O desembargador do Tribunal de Justiça, James Magalhães de Medeiros, suspendeu, na tarde desta quinta-feira (17), a decisão sobre o afastamento do prefeito de Rio Largo, Antônio Lins de Souza Filho, conhecido como Toninho Lins (PSB).

"Determino a imediata suspensão dos efeitos da decisão atacada, de modo que o agravante deverá retornar ao cargo de Prefeito Municipal, se por outra decisão judicial não esteja afastado de tal cargo. Da mesma forma, determino a suspensão da tramitação da ação de improbidade administrativa onde proferida a decisão ora vergastada, até o julgamento final deste agravo de instrumento", determinou o desembargador Magalhães.

Mesmo com a decisão, Toninho Lins não pode reassumir o cargo, já que responde por quatro processos judiciais por improbidade administrativa.

Dentre os agravos apresentados, o desembargador Magalhães acolheu em sua decisão o foro por prerrogativa de função, em que um prefeito só pode ser julgado pelo Tribunal de Justiça, e não por um juiz de primeiro grau.

"O Supremo Tribunal Federal, durante muitos anos, manteve o entendimento no sentido de que não haveria foro por prerrogativa de função para as ações civis de improbidade, chegando inclusive a declarar inconstitucional um dispositivo que pretendia positivar entendimento diverso (...) o próprio Supremo Tribunal Federal, ao julgar uma ação de improbidade ajuizada contra um de seus membros, reconheceu a existência do foro por prerrogativa de função, retirando o julgamento da competência do primeiro grau e trazendo para si a apreciação", explicou o desembargador.

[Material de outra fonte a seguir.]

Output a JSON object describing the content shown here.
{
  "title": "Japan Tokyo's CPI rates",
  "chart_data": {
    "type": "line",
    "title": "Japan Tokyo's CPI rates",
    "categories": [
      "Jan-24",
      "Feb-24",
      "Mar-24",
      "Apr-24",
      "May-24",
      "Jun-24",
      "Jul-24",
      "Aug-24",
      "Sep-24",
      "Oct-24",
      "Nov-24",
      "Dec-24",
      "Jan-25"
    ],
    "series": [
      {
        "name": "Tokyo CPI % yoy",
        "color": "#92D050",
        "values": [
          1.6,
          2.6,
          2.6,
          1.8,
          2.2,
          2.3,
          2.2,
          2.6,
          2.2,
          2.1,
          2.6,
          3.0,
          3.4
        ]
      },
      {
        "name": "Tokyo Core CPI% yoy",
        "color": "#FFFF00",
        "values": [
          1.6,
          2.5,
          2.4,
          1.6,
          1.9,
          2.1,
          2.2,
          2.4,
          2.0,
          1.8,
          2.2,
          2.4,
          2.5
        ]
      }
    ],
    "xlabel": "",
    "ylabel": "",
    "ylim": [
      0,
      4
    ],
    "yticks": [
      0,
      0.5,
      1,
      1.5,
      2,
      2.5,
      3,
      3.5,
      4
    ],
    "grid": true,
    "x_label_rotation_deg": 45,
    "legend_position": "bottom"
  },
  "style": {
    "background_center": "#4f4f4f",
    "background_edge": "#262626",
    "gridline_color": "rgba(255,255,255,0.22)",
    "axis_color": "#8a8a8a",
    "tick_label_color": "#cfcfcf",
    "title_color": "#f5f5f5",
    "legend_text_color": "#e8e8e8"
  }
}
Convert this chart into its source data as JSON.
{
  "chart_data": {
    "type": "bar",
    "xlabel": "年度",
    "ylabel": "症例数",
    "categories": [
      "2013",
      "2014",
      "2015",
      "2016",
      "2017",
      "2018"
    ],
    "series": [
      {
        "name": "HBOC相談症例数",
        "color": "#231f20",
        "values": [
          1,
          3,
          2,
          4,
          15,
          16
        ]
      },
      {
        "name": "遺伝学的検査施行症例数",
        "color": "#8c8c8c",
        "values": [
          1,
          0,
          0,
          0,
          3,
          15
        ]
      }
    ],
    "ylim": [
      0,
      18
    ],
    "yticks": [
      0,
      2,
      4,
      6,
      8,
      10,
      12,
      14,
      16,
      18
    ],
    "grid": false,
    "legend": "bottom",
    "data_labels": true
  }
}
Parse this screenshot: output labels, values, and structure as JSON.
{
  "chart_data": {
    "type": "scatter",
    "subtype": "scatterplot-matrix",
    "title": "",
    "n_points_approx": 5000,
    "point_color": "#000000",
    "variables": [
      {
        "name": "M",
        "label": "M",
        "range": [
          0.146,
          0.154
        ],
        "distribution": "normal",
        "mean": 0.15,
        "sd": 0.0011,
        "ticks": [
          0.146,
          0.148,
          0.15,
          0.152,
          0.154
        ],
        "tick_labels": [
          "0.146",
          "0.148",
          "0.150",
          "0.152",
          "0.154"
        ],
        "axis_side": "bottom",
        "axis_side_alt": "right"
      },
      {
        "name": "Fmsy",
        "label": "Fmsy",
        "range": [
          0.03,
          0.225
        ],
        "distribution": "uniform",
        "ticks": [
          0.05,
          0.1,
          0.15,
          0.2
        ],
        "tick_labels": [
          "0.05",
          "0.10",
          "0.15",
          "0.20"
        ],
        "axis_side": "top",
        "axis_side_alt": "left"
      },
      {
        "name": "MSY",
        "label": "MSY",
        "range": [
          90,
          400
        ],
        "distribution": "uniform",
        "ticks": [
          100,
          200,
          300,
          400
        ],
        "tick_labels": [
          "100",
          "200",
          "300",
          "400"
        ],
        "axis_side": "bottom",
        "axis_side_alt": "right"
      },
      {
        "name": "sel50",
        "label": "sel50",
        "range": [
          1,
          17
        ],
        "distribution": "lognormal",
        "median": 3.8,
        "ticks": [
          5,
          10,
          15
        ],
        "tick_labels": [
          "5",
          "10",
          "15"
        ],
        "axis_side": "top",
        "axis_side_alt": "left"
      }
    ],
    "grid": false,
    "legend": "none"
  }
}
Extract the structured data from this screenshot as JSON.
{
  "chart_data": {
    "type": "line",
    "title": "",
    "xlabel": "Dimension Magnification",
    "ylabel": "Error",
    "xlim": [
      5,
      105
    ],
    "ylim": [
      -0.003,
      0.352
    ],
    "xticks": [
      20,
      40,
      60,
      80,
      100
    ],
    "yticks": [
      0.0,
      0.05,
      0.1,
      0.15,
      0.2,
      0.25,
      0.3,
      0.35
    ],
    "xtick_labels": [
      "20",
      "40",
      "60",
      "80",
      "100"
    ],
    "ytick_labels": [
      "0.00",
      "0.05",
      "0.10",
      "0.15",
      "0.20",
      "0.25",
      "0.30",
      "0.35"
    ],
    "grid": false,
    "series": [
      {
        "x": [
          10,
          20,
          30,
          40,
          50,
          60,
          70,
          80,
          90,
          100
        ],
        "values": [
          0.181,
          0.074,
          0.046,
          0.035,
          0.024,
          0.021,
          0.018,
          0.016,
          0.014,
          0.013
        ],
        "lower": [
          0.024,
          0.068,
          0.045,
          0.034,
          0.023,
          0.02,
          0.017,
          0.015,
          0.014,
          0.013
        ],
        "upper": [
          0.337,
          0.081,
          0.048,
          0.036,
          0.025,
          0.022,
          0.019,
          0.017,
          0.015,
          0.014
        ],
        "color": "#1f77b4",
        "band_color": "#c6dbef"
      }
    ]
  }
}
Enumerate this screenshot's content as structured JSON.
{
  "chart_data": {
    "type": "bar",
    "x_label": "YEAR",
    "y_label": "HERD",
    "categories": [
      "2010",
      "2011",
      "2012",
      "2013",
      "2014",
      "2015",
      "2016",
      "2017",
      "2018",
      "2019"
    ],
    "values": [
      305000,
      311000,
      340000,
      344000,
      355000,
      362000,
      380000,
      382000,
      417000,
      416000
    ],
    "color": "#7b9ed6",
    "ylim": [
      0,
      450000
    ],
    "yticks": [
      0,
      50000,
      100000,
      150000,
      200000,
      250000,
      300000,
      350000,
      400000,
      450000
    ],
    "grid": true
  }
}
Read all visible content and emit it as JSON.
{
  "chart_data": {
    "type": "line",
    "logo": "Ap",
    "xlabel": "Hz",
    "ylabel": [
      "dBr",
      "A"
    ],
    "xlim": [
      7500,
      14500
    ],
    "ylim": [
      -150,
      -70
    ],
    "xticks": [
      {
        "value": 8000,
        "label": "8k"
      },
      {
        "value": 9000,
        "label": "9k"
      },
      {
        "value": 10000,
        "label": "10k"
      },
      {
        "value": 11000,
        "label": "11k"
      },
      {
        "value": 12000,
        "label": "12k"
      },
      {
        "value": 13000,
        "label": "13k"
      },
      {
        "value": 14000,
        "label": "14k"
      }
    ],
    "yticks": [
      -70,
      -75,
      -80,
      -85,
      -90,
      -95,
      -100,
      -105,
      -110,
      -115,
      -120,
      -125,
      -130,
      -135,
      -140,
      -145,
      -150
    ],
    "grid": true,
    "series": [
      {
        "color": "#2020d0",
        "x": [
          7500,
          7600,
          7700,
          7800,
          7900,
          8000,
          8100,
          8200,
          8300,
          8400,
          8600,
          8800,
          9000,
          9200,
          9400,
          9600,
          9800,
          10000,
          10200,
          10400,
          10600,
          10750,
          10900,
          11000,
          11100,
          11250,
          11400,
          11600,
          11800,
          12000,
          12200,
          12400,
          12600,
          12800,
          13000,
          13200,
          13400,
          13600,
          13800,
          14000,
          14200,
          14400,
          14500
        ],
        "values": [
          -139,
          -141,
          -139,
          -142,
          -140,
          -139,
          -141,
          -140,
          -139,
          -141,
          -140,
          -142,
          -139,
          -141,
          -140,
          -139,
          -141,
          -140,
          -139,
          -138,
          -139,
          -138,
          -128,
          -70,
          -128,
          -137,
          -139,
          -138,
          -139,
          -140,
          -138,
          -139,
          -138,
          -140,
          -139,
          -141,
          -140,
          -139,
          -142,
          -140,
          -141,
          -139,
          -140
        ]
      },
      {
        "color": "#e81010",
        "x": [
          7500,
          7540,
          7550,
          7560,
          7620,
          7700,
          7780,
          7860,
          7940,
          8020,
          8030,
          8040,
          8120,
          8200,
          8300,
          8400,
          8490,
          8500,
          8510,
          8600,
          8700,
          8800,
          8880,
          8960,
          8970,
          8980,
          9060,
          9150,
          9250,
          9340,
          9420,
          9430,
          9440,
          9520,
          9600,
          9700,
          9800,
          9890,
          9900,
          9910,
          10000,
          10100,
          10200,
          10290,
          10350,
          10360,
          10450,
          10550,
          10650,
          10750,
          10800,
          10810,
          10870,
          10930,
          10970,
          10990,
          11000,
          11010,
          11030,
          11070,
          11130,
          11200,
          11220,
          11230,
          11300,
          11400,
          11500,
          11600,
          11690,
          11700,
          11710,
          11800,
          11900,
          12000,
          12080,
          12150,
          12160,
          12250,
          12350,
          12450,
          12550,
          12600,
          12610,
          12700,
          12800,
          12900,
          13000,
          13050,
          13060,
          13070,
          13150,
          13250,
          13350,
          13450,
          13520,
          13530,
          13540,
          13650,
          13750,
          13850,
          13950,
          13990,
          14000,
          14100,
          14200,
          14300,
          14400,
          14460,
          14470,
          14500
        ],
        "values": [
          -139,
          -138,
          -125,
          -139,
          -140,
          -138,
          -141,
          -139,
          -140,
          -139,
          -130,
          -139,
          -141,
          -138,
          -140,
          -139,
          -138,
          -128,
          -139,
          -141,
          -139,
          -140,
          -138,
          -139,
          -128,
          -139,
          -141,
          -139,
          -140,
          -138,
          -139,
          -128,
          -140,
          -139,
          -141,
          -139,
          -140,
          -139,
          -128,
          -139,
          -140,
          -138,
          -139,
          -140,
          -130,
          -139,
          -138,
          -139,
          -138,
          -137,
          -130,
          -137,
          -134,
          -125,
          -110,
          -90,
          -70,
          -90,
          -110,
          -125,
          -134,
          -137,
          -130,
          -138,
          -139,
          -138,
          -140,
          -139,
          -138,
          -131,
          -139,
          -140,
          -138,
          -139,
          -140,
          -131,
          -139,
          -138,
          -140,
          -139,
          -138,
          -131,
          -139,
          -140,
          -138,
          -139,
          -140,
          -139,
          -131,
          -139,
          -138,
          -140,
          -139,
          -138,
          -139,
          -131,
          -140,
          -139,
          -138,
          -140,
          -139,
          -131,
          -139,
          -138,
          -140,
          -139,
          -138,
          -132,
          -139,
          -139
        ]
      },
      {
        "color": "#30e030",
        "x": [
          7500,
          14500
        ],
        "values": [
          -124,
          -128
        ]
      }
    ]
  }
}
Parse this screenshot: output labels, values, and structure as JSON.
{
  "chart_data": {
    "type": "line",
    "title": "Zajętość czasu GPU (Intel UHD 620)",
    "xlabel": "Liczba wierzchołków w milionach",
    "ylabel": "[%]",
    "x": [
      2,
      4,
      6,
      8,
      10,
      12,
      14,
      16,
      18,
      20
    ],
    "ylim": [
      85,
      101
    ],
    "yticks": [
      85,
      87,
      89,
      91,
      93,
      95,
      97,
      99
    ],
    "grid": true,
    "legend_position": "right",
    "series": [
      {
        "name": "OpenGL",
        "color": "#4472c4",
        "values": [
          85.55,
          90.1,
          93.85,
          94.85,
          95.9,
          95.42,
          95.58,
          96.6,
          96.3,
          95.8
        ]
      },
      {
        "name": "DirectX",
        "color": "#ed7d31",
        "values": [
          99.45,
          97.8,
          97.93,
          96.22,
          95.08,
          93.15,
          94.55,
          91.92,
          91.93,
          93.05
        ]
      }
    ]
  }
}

O advogado de defesa de Toninho Lins, Marcelo Brabo, explicou ainda que além do argumento aceito neste processo, há outros que apontam parecer favorável ao retorno do prefeito ao cargo. “Em sua decisão, o desembargador se valeu apenas de um, dos inúmeros precedentes. Há, por exemplo, o limite de jurisprudência, que já tem duração de 180 dias”, explicou.

Toninho Lins é acusado de cometer diversas irregularidades como fraudes em licitações, contratação irregular de servidores comissionados e temporários, desrespeito à Lei de Responsabilidade Fiscal, aquisição e venda ilegal de um terreno de 250 hectares em Rio Largo, peculato, falsificação de documento particular, uso de documentos falsos, falsidade ideológica e formação de quadrilha.